The University of Queensland and research partners Plotlogic Pty Ltd have developed new automated mining technology that, they say, will facilitate automation of the mining process while improving operating efficiency.
The research has shown how artificial intelligence can use scans of the mine face to almost instantly identify valuable minerals and waste rock, allowing each stage of the mining process to be planned more effectively in advance, UQ said.
Professor Ross McAree, Head of School of Mechanical and Mining Engineering from UQ, said the new technology used visible and infrared light to automatically classify materials.
“Each mineral has its own characteristic response to different wavelengths of light, so by scanning the mine face with our system we can map out the minerals present in the rock and their concentration (ore grade) almost instantaneously,” Professor McAree said.

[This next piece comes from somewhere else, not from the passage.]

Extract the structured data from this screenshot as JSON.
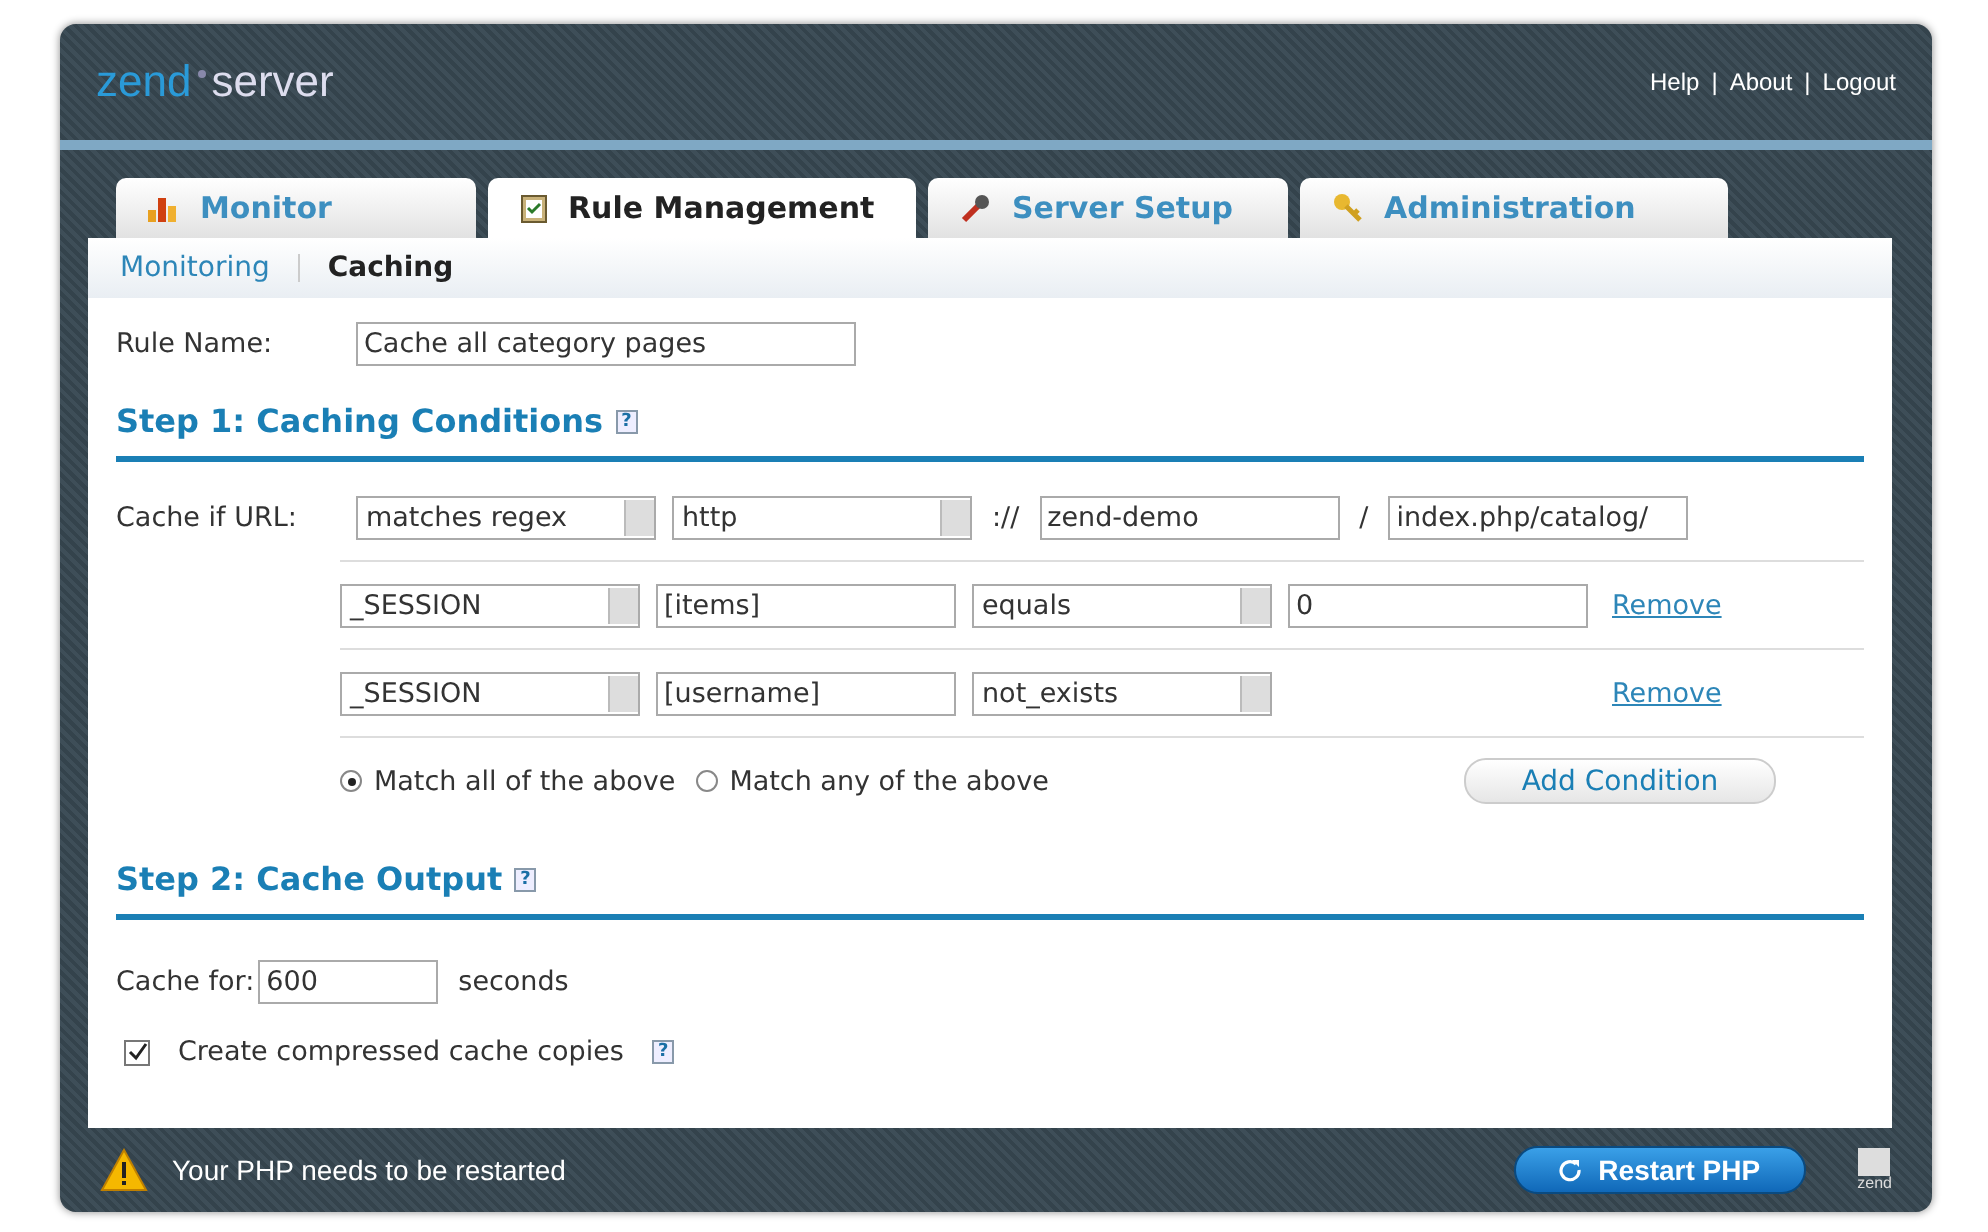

This real-time mapping allows the mining process to be planned out before digging even starts, according to the researchers.
“Beyond this immediate efficiency gain, the enhanced ability to recognise ore grade could also underpin future autonomous mine systems,” Professor McAree said. “Machines equipped with this imaging system would be able to recognise ore grade as they were excavating it. Linked to artificial intelligence, this could allow automated machinery to operate in the mine environment, removing workers from hazardous parts of the mining process.”
Real-time ore grade classification at the mine face could also enhance mine scheduling and improve resource recovery and minimise processing waste, the researchers claim.
The project was supported by the Minerals Research Institute of Western Australia (MRIWA), with MRIWA CEO, Nicole Roocke, saying investment into research like this helped position Australia’s minerals industry at the leading edge of technology development.
“This imaging approach could prove particularly valuable where rapid extraction and consistency of ore grades could provide a competitive advantage to those leading the way,” Roocke said.
The project, which was conducted in 2018-2019, had a total grant value of A$850,850 ($653,322). In addition to MRIWA, UQ and Plotlogic, CITIC Pacific Mining and AngloGold Ashanti were also involved, hosting trials at the Sino iron ore and Tropicana gold mines, in Western Australia, respectively.
It was based off the OreSense® prototype system, developed to meet the needs of the research project, as well as offering a commercial pathway for early industry adoption of the technology.
“The prototype delivers a system capable of acquiring, processing and classifying hyperspectral data in the field and in real time, mapped to terrain and geo-referenced for integration with mine maps,” the project partners said. “In order to be the most general and applicable to all minerals, the hyperspectral imaging capabilities cover the visible to short wave infrared spectrum (400-2,500 nm).
“The surveying capabilities of the system rotate in more than one axis to perform face scans and build a 3D data-cube from two individual line-scanning hyperspectral sensors. The system spatially and spectrally fuses the data cubes from the two sensors to provide a single data-cube for an entire scene. The system also performs on-board corrections and post-processing of the hyperspectral data to support real-time ore grade classification.”
The prototype used on site during the trials consisted of a sensor head with LiDAR and hyperspectral cameras, a pan-tilt unit and a GNSS receiver among other elements (see photo above).